Menanggapi hal itu, Juanda menegaskan tidak ada ketentuan dalam hukum positif Indonesia yang memberikan kekebalan hukum kepada seseorang karena kedekatan dengan Presiden atau karena jasanya kepada negara.
“Sejak kapan ada asas dan norma hukum positif yang menentukan kalau orangnya Presiden, kebanggaan Presiden, dan dekat dengan Presiden, yang bersangkutan tidak bisa ditersangkakan?” kata Juanda.

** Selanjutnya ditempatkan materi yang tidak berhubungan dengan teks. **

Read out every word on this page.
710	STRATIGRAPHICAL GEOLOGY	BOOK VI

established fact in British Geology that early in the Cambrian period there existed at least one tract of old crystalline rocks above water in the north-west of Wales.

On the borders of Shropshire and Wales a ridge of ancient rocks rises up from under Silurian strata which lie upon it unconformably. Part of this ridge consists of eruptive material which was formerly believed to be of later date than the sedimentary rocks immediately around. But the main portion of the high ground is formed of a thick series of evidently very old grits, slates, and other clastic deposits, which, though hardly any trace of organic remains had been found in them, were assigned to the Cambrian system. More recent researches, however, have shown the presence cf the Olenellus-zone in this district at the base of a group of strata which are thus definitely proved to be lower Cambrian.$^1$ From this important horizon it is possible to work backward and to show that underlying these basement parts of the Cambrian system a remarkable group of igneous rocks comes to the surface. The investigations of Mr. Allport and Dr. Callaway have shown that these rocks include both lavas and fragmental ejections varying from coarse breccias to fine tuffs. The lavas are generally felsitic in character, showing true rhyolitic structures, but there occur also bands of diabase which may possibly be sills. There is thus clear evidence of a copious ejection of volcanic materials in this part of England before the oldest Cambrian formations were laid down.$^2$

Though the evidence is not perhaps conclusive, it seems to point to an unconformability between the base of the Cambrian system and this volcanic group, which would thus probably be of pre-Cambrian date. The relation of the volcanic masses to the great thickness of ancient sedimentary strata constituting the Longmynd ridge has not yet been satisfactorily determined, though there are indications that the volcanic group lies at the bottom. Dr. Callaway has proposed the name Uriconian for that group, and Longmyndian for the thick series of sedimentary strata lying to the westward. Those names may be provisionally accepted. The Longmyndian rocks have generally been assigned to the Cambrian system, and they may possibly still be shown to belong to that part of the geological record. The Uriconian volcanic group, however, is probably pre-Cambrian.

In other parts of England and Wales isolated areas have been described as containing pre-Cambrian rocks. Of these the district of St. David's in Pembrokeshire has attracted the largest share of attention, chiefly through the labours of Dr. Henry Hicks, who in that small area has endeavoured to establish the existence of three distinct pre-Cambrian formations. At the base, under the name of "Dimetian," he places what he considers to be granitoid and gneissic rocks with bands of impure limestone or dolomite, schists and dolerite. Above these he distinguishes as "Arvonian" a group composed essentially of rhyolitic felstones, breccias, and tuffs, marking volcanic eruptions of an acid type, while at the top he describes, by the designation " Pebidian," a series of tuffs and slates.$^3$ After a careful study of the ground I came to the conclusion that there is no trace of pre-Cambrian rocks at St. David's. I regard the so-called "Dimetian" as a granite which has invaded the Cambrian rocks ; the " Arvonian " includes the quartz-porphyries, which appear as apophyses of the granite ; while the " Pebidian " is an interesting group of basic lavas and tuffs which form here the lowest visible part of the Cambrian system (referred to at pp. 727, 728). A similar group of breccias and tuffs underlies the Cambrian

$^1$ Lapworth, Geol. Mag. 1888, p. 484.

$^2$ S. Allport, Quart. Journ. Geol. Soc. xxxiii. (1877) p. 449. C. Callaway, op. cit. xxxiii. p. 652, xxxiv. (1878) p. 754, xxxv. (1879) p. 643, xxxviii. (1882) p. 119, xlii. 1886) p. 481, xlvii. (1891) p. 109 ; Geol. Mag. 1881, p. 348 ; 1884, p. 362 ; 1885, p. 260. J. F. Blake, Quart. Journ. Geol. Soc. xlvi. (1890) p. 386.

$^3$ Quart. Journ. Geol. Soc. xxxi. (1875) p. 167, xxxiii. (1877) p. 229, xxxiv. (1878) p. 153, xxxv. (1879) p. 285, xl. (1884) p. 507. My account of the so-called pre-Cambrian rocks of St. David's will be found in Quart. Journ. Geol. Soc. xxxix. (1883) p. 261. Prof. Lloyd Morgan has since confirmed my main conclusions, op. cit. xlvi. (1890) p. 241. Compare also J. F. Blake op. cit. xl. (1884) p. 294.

Anggota Komisi Kajian Ketatanegaraan MPR itu menegaskan, setiap warga negara memiliki kedudukan yang sama di hadapan hukum (equality before the law). Menurutnya, prestasi seseorang tidak menghapus pertanggungjawaban pidana apabila terdapat dugaan tindak pidana yang didukung alat bukti yang cukup.
Juanda juga menilai penggunaan istilah “kriminalisasi” oleh Hotman Paris tidak tepat. Dalam hukum pidana, kriminalisasi merupakan proses pembentukan suatu perbuatan menjadi tindak pidana melalui undang-undang, bukan tindakan penyidik dalam menetapkan tersangka.
Ia meyakini penyidik Polri telah menjalankan prosedur sesuai KUHAP dengan mengacu pada minimal dua alat bukti yang sah. Selain itu, Juanda mempertanyakan dasar hukum yang mewajibkan penyidik meminta izin Presiden sebelum menetapkan seorang pejabat kejaksaan sebagai tersangka.
“Aturan mana yang mengatur hal itu? Saya belum membaca ada aturannya,” ujarnya.
Juanda meminta Istana Kepresidenan atau Kantor Staf Presiden memberikan penjelasan agar tidak berkembang persepsi keliru di tengah masyarakat. Menurutnya, membawa nama Presiden dalam polemik tersebut justru bertentangan dengan komitmen Presiden Prabowo Subianto yang selama ini menegaskan pemberantasan korupsi harus dilakukan tanpa pandang bulu.
“Pernyataan Hotman Paris jelas melukai hati nurani rakyat dan menjadi anomali terhadap sikap Presiden Prabowo Subianto yang selalu menegaskan agar menindak tegas siapa saja yang diduga korupsi, tanpa memandang kedekatan dengan Presiden,” pungkas Juanda.